« La partie animale » par Johan Espersson présenté par Elena BALZAMO

Johan Espersson est une nouvelle voix, hautement originale, de la littérature suédoise. Il a débuté en 2020 avec un roman, Kungsbacka ultras, pour « récidiver » en 2021 avec un recueil de nouvelles, dont il sera ici question.

Auteur : Johan Espersson
Titre suédois : Djuriska
Nombre de pages : 132
Année de publication : 2021
Editeur : Natur & Kultur
Contact : Ami Mörén,  Ami.Moren@nok.se
Présenté par : Elena Balzamo, elena.balzamo@free.fr

 

Les nouvelles réunies dans ce volume sont au nombre de dix et portent des titres tels que « Quelque chose se prépare », « Les pirates », « Mon élan bien aimé », « Nadia », ou encore « Sur un promontoire juste à l’ouest de Skytteviken ». A deux exceptions, l’action se déroule en Suède, à l’époque actuelle, et les personnages sont ce qu’il convient d’appeler des « gens ordinaires » : une vendeuse de billets de trains, un agriculteur, un étudiant, un ado… Plusieurs ados, en fait, car l’auteur est visiblement fasciné par cet âge transitoire, le passage de l’affect à la raison, de l’insouciance à la responsabilité – un passage pas toujours facile, loin de là.

A mille lieues des tartes à la crème littéraires, des problématiques à la mode, Johan Espersson décrit la vie « normale », qui est celle de la plupart des gens, vie dans laquelle les grands événements sont rares, et la routine, en revanche, omniprésente – avec l’ennui qu’inévitablement elle amène. On assiste à un match de foot, on fait un rêve récurrent qui imperceptiblement prend le dessus sur le réel, on vient chez un copain assister à une fête, qui tourne mal…

L’absence de grands événements ne signifie pas l’absence de tensions, voire de drames – au contraire, tous les jours ou presque, chaque être humain est confronté à des choix à faire, à des décisions– éthiques – à prendre. Souvent, dans ces histoires, le personnage principal est le seul à s’en rendre compte, mais les dilemmes ne sont pas moins importants et moins fatidiques pour autant.

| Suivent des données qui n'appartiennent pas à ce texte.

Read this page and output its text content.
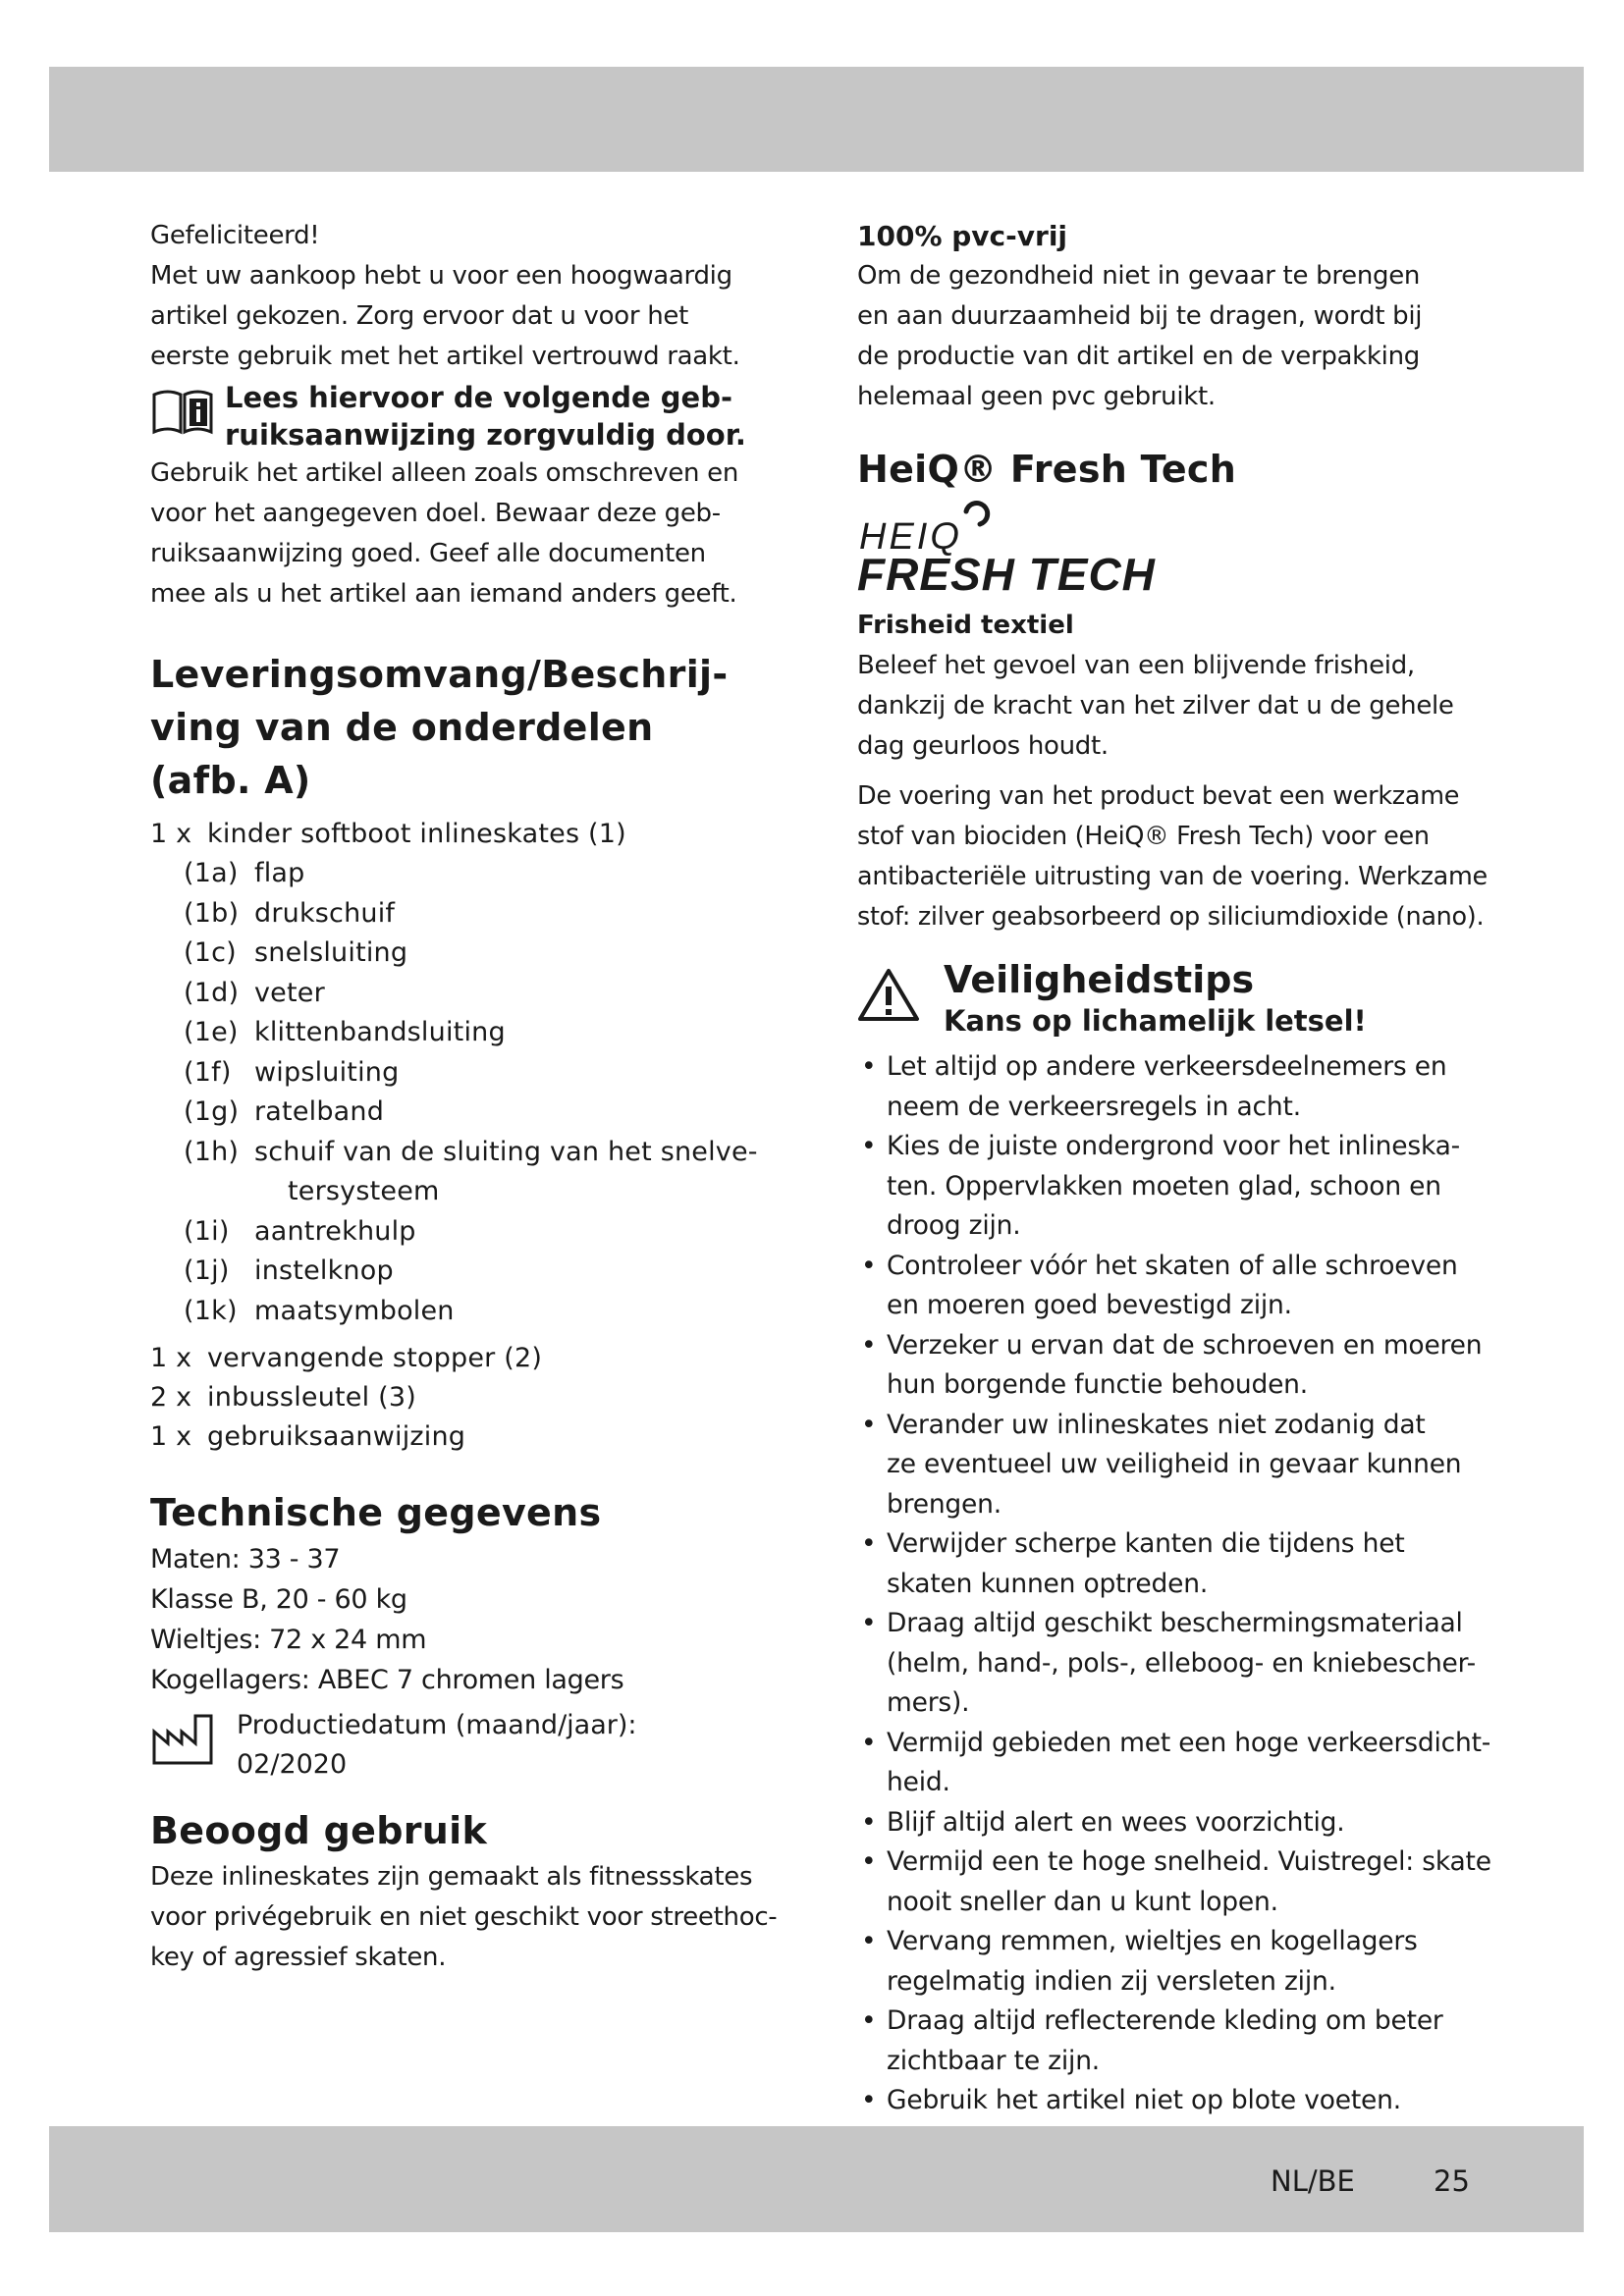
Gefeliciteerd!

Met uw aankoop hebt u voor een hoogwaardig

artikel gekozen. Zorg ervoor dat u voor het

eerste gebruik met het artikel vertrouwd raakt.

Lees hiervoor de volgende geb-
ruiksaanwijzing zorgvuldig door.

Gebruik het artikel alleen zoals omschreven en

voor het aangegeven doel. Bewaar deze geb-

ruiksaanwijzing goed. Geef alle documenten

mee als u het artikel aan iemand anders geeft.

Leveringsomvang/Beschrij-
ving van de onderdelen
(afb. A)
1 x kinder softboot inlineskates (1)
(1a) flap
(1b) drukschuif
(1c) snelsluiting
(1d) veter
(1e) klittenbandsluiting
(1f) wipsluiting
(1g) ratelband
(1h) schuif van de sluiting van het snelve-
tersysteem
(1i) aantrekhulp
(1j) instelknop
(1k) maatsymbolen
1 x vervangende stopper (2)
2 x inbussleutel (3)
1 x gebruiksaanwijzing
Technische gegevens

Maten: 33 - 37

Klasse B, 20 - 60 kg

Wieltjes: 72 x 24 mm

Kogellagers: ABEC 7 chromen lagers

Productiedatum (maand/jaar):
02/2020
Beoogd gebruik

Deze inlineskates zijn gemaakt als fitnessskates

voor privégebruik en niet geschikt voor streethoc-

key of agressief skaten.

100% pvc-vrij

Om de gezondheid niet in gevaar te brengen

en aan duurzaamheid bij te dragen, wordt bij

de productie van dit artikel en de verpakking

helemaal geen pvc gebruikt.

HeiQ® Fresh Tech
HEIQ
FRESH TECH

Frisheid textiel

Beleef het gevoel van een blijvende frisheid,

dankzij de kracht van het zilver dat u de gehele

dag geurloos houdt.

De voering van het product bevat een werkzame

stof van biociden (HeiQ® Fresh Tech) voor een

antibacteriële uitrusting van de voering. Werkzame

stof: zilver geabsorbeerd op siliciumdioxide (nano).

Veiligheidstips
Kans op lichamelijk letsel!
• Let altijd op andere verkeersdeelnemers en
neem de verkeersregels in acht.
• Kies de juiste ondergrond voor het inlineska-
ten. Oppervlakken moeten glad, schoon en
droog zijn.
• Controleer vóór het skaten of alle schroeven
en moeren goed bevestigd zijn.
• Verzeker u ervan dat de schroeven en moeren
hun borgende functie behouden.
• Verander uw inlineskates niet zodanig dat
ze eventueel uw veiligheid in gevaar kunnen
brengen.
• Verwijder scherpe kanten die tijdens het
skaten kunnen optreden.
• Draag altijd geschikt beschermingsmateriaal
(helm, hand-, pols-, elleboog- en kniebescher-
mers).
• Vermijd gebieden met een hoge verkeersdicht-
heid.
• Blijf altijd alert en wees voorzichtig.
• Vermijd een te hoge snelheid. Vuistregel: skate
nooit sneller dan u kunt lopen.
• Vervang remmen, wieltjes en kogellagers
regelmatig indien zij versleten zijn.
• Draag altijd reflecterende kleding om beter
zichtbaar te zijn.
• Gebruik het artikel niet op blote voeten.
NL/BE	25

Toutes les nouvelles ont une fin ouverte : l’auteur n’a pas d’enseignements à en tirer, ni de leçons à donner, il ne fait que rendre visible ce que le plus souvent nous ne voyons pas. Jamais il n’élève la voix – mais si on l’écoute, on découvrira un univers riche et varié, où derrière la banalité du quotidien s’ouvrent des abîmes existentiels.

La simplicité de la trame narrative contraste fortement avec la richesse stylistique : sans être sophistiquée ou obscure, l’écriture de Johan Espersson est à la fois souple et étoffée – un contraste qui explique la puissance suggestive du livre. A la banalité des dialogues s’oppose une perception sensorielle aigue : si les personnages ne savent pas donner à leurs émotions un habillage verbal, ces dernières ne sont pour autant ni moins profondes, ni moins variées.